You can't necessarily tell what people are truly committed to from what they say. However, you can always tell what they are truly committed to by how they negotiate. If someone really wants to do something, they will react to a suggestion by engaging it. They will "work with" the suggestion, trying to see how it can help them do what they say they want to do. If someone says that they want to do something but they really have some other agenda, they will respond to a suggestion with an instant, "Yes, but…"

The climate change crowd has been frantically "yes, butting" geoengineering, which involves using technology to control the climate directly. Their efforts in this regard would be hilarious if the stakes in terms of money and freedom were not so high.

It is obvious that even if "climate change" is happening, and even if it is a bad thing, it is not going to be reversed by reducing CO2 emissions. Despite decades of climate change conferences, protocols, and agreements, fossil fuel use has been rising rapidly as people all over the world have adopted free market economics as a way of escaping poverty. So, if anything at all is going to be done about climate change, it will have to be done by "geoengineering".

Geoengineering is a far more logical response to "global warming" than are efforts to curb CO2 emissions. First of all, geoengineering does not require that our assumption that it is man-made CO2 emissions that are causing the problem be correct. It would work regardless of what was "really" causing global temperatures to rise. Second, there are geoengineering approaches that could cool the earth at a cost of a few billion dollars per year, rather than tens of trillions of dollars per year. And, third, geoengineering does not require that the people of the world surrender their personal and economic freedom.

Given that geoengineering has the potential to actually do something about the climate change "problem", the reaction of the climate change crowd to it has been illuminating. They have gone all-out to stop geoengineering experiments from being conducted, and they are doing everything they can to prevent geoengineering from even being discussed.

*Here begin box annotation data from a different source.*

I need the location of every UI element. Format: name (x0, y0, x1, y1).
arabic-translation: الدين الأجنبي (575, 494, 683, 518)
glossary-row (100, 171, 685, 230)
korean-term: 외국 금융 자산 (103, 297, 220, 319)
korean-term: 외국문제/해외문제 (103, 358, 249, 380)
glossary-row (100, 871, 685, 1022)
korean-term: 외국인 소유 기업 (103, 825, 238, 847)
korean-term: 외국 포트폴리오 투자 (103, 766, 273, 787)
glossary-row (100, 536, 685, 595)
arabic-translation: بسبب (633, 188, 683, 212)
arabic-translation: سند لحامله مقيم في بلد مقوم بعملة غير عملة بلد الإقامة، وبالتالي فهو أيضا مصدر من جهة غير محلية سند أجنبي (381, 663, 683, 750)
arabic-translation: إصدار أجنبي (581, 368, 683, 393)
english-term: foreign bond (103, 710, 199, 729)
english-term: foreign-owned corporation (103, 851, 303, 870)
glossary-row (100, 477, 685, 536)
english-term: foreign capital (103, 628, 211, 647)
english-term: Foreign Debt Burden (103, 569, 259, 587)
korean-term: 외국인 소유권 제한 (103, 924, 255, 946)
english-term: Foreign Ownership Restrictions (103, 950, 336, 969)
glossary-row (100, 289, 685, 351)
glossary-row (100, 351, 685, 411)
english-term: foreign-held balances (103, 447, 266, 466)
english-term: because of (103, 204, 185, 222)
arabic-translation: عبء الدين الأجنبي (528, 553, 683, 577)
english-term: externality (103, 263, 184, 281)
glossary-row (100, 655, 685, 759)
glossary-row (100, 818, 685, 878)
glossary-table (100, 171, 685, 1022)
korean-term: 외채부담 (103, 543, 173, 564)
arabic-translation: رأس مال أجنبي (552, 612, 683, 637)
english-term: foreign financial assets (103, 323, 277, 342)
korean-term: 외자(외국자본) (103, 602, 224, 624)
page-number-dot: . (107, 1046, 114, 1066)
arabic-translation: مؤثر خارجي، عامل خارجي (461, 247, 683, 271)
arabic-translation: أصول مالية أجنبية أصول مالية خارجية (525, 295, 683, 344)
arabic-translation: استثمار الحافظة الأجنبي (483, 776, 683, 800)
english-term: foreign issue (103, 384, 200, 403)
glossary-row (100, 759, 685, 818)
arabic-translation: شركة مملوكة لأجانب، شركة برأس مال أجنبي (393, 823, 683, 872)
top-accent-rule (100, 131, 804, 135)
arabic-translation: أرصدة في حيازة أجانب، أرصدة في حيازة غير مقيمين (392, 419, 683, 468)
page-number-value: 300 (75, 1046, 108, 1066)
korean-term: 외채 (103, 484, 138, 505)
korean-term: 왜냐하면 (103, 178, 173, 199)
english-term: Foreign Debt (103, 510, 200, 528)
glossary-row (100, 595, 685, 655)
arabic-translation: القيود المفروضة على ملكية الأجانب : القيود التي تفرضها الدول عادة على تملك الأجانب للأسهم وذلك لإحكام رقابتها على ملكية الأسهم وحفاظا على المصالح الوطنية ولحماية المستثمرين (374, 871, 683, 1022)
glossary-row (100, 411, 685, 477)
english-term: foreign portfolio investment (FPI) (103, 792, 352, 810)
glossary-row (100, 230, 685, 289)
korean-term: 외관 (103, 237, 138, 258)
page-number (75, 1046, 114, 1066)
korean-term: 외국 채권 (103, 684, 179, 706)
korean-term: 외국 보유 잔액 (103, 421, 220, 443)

Climate change proponents recently mounted a desperate effort to stop an experiment in Britain designed to spray 40 gallons of pure water into the upper atmosphere (the so-called SPICE project). Thus far, they have managed to delay the test, and they are arguing that even if the experiment goes ahead, the results should not be made public.

The Progressives are well aware that their opposition to geoengineering experiments exposes their entire game, which is all about money, power, and central-planning control of people's lives, and has nothing to do with concern about the earth. Unfortunately (for them), they have no choice. Geoengineering solutions might actually work, but they do not require that Progressives be given taxpayer money to hold lavish conferences in lovely places like Durban, South Africa.